Kraninger announced in 2019 that she was switching the focus of the CFPB. While enforcement actions would continue, she said, the bureau would concentrate on an educational role, “empowering consumers to help themselves, protect their own interests.”

That’s basically like the California Highway Patrol saying it will focus less on pulling people over speeding and more on telling people that speeding is wrong.

The CFPB’s marching orders are expected to change dramatically once Biden takes power and appoints a new director — one who, unlike Kraninger, actually has a background in consumer protection.

Among names being floated are Rep. Katie Porter (D-Irvine), a former consumer attorney, and Sen. Elizabeth Warren (D-Mass.), who came up with the idea for the CFPB in the first place.

Either would be great.

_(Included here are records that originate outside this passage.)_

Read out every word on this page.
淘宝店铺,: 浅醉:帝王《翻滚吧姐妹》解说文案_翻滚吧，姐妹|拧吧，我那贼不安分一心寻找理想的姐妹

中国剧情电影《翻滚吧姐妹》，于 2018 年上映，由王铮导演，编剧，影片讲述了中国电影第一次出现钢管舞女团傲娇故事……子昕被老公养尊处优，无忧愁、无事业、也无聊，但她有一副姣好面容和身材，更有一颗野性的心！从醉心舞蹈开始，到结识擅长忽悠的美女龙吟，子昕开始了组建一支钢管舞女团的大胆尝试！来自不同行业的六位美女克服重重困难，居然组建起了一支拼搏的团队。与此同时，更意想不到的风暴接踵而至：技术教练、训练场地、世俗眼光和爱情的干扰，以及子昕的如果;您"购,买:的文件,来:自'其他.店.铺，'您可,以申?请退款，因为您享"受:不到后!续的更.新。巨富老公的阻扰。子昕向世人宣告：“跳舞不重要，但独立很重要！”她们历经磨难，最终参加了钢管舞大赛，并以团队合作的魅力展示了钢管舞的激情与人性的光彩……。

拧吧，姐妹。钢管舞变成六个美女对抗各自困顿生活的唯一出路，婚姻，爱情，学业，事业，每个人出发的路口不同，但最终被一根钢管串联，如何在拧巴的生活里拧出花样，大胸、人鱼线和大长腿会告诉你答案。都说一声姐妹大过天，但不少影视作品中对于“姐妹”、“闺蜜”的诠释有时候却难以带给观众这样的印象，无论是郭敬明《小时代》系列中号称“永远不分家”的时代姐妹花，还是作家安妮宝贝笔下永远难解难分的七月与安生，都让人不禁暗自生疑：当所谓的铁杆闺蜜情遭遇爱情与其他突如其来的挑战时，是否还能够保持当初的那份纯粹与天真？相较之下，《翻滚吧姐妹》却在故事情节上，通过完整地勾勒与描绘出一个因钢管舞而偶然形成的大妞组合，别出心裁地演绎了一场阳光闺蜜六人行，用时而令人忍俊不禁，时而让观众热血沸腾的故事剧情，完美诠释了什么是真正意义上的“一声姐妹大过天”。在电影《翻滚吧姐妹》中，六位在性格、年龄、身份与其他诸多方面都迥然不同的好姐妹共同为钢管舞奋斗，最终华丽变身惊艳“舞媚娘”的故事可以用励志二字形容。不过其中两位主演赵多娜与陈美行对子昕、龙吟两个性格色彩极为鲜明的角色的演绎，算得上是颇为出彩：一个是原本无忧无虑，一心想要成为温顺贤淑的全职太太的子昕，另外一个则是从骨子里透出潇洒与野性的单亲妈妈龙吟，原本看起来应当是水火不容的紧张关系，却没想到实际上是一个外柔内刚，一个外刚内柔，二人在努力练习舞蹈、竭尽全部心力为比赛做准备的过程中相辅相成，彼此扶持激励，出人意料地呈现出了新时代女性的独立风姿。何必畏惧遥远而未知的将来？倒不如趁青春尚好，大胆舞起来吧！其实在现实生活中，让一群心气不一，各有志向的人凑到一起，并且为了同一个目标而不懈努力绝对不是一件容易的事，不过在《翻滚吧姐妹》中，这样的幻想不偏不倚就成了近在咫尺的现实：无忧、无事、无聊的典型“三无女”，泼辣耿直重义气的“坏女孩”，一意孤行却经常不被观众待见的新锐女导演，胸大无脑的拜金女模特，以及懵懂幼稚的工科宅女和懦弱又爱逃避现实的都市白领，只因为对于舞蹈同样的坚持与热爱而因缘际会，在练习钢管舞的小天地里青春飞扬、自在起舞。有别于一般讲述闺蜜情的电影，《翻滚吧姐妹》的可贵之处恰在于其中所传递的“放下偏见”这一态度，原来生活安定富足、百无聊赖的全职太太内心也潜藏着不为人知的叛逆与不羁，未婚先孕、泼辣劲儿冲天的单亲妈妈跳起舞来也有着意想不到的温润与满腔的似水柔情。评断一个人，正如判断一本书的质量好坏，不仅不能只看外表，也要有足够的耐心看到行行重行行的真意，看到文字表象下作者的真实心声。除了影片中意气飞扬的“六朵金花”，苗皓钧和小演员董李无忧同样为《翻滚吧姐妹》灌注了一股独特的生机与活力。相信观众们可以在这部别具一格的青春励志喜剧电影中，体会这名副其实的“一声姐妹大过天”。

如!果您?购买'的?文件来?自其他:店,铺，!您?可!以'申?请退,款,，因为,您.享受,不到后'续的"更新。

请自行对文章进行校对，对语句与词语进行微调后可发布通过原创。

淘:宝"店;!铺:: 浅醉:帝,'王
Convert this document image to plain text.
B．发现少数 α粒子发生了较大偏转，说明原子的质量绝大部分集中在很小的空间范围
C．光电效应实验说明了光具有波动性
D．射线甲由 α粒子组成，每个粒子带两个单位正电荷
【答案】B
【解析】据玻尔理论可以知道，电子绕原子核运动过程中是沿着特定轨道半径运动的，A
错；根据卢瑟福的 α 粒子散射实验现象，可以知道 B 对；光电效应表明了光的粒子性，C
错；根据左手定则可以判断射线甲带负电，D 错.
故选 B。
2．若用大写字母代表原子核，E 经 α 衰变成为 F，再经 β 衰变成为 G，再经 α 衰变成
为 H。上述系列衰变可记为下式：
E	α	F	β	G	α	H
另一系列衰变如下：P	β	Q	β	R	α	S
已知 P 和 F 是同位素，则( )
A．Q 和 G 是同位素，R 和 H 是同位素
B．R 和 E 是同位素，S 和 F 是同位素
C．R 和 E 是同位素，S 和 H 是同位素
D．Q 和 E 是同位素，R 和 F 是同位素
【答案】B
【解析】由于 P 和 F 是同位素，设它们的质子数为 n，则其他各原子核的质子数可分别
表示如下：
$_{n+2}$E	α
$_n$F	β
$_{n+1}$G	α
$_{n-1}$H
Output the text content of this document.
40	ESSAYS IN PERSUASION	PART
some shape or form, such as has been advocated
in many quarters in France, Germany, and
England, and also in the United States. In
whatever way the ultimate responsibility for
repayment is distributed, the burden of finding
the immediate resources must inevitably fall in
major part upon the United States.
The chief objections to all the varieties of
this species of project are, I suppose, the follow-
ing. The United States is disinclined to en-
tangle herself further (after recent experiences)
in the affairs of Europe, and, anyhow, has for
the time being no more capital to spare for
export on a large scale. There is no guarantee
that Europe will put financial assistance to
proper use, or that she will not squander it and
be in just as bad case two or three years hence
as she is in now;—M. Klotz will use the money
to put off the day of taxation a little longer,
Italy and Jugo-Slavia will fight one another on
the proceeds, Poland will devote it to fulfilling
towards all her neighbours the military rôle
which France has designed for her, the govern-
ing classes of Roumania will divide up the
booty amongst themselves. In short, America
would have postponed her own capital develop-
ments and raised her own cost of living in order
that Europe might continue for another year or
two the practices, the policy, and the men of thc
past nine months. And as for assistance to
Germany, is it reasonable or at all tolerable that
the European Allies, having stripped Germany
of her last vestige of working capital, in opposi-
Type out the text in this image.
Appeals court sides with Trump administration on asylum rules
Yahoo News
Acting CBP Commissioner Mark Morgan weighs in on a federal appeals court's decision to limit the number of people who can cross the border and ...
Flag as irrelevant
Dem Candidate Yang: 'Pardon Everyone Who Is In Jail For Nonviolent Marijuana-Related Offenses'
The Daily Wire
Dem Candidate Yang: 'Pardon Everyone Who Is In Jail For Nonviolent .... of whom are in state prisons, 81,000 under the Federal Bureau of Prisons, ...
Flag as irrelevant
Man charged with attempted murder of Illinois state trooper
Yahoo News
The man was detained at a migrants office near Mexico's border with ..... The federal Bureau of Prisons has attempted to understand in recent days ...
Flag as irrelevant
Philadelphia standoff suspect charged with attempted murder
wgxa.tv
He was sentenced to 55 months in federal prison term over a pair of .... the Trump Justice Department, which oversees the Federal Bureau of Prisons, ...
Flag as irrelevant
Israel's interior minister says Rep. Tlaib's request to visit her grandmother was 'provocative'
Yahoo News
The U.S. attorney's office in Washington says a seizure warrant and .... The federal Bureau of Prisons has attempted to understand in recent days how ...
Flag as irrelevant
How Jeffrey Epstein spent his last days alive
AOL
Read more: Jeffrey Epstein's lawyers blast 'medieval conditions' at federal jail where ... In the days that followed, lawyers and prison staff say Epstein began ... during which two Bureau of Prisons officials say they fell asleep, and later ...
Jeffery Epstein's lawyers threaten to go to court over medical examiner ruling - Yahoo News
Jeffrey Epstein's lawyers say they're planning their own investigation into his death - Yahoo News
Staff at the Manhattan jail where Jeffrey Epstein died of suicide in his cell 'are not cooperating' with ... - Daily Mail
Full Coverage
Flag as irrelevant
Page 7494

But it seems unlikely they’d want to give up their higher-profile congressional gigs.

Also, with razor-thin margins in both chambers, Biden may be reluctant to raid that particular cookie jar in making appointments.


There’s talk of him possibly asking Obama’s CFPB director, Richard Cordray, to resume the job or turning to a prominent consumer champion — an attorney general, say — at the state level.

Regardless of whom Biden chooses, there’ll be a cop on the beat again.

High on the to-do list for the bureau, advocates say, is stepping up enforcement actions so businesses get the message that recess is over.

New protections for student borrowers are likely, I’m told, as well as a renewed focus on lower-income and minority communities that are often preyed upon by unscrupulous financial firms.

Most importantly, a leveling of the playing field is in the cards. Businesses that already treat people fairly have nothing to worry about.

Others will probably have to grow accustomed to shelling out more than a greenback for getting up to no good.